Points de vigilance : aspects pratiques et sécurité
La largeur réduite peut restreindre la circulation ou compliquer l'évacuation en cas d'urgence. En effet, empêcher le transport de certains objets encombrants et l’absence de contremarches peuvent déséquilibrer les jeunes enfants et les personnes âgées. Sa forme en spirale peut aussi rendre la montée moins intuitive, surtout pour les jeunes enfants, les personnes âgées ou en cas de port d’objets volumineux. La sécurité doit donc être une priorité : une rampe bien conçue et des marches antidérapantes sont essentielles.
Encombrement : moins de place, une idée reçue ?

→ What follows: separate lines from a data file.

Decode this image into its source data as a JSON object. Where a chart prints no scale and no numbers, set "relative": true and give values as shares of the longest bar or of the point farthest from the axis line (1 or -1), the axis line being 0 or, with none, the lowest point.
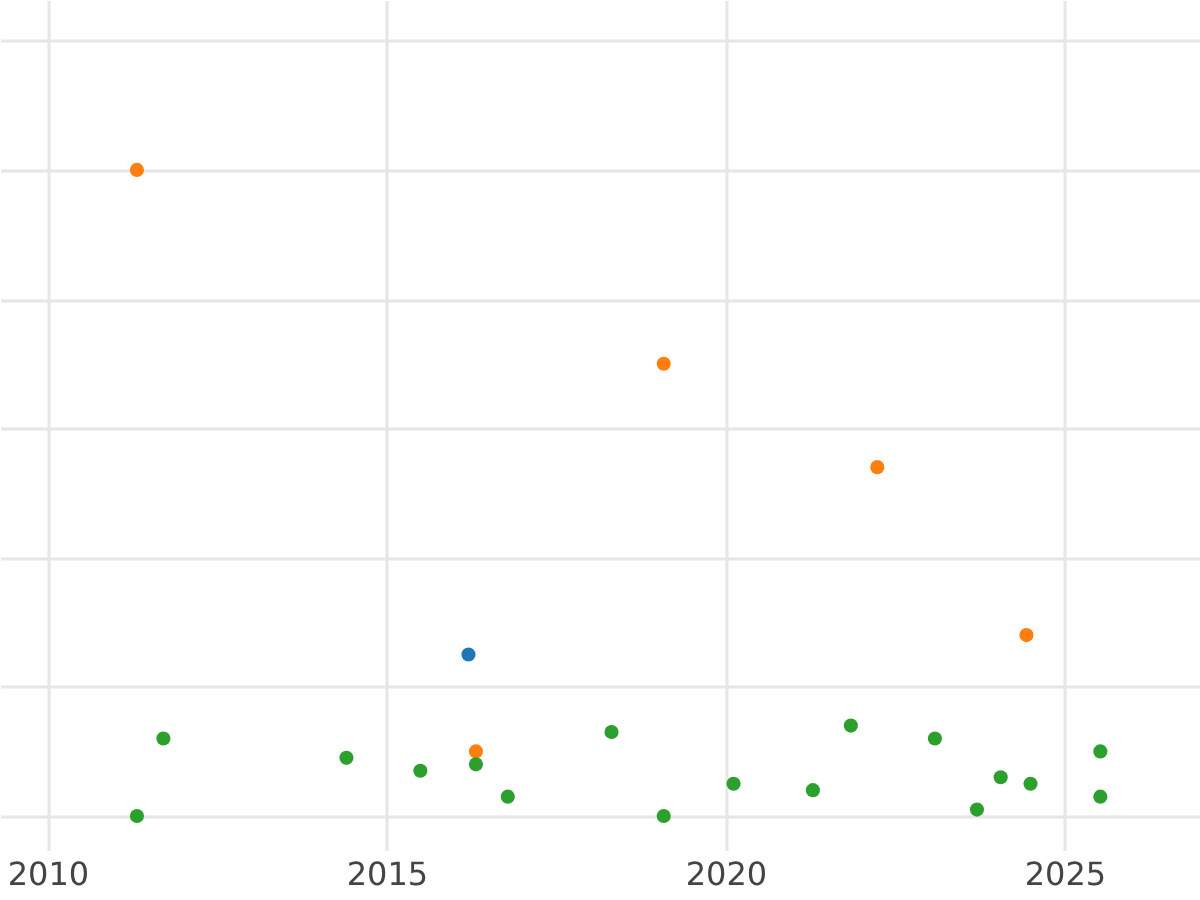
{
  "chart_data": {
    "type": "scatter",
    "relative": true,
    "grid": true,
    "marker": "circle",
    "xlim": [
      2009.3,
      2027
    ],
    "xticks": [
      2010,
      2015,
      2020,
      2025
    ],
    "tick_labels": "x",
    "series": [
      {
        "color": "#ff7f0e",
        "x": [
          2011.32,
          2019.09,
          2022.24,
          2024.44,
          2016.32
        ],
        "values": [
          1.0,
          0.7,
          0.54,
          0.28,
          0.1
        ]
      },
      {
        "color": "#1f77b4",
        "x": [
          2016.21
        ],
        "values": [
          0.25
        ]
      },
      {
        "color": "#2ca02c",
        "x": [
          2011.32,
          2011.71,
          2014.41,
          2015.5,
          2016.32,
          2016.79,
          2018.32,
          2019.09,
          2020.12,
          2021.29,
          2021.85,
          2023.09,
          2023.71,
          2024.06,
          2024.5,
          2025.53,
          2025.53
        ],
        "values": [
          0.0,
          0.12,
          0.09,
          0.07,
          0.08,
          0.03,
          0.13,
          0.0,
          0.05,
          0.04,
          0.14,
          0.12,
          0.01,
          0.06,
          0.05,
          0.1,
          0.03
        ]
      }
    ]
  }
}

On pense souvent que l’escalier hélicoïdal prend peu de place, et c’est en partie vrai : son emprise au sol est plus réduite qu’un escalier droit classique. Cependant, cette impression de gain de place dépend de la hauteur à franchir et du confort d’usage recherché. Un modèle trop étroit peut rapidement devenir inconfortable au quotidien. Il est donc crucial de bien réfléchir à la structure, au diamètre, à la hauteur des marches, et à la fréquence d’utilisation pour faire le bon choix. Souvent, on pense à tort qu’un escalier hélicoïdal prend moins de place qu’un escalier quart tournant. C’est une fausse idée, tout dépend en fait de la configuration de la pièce et de son utilisation.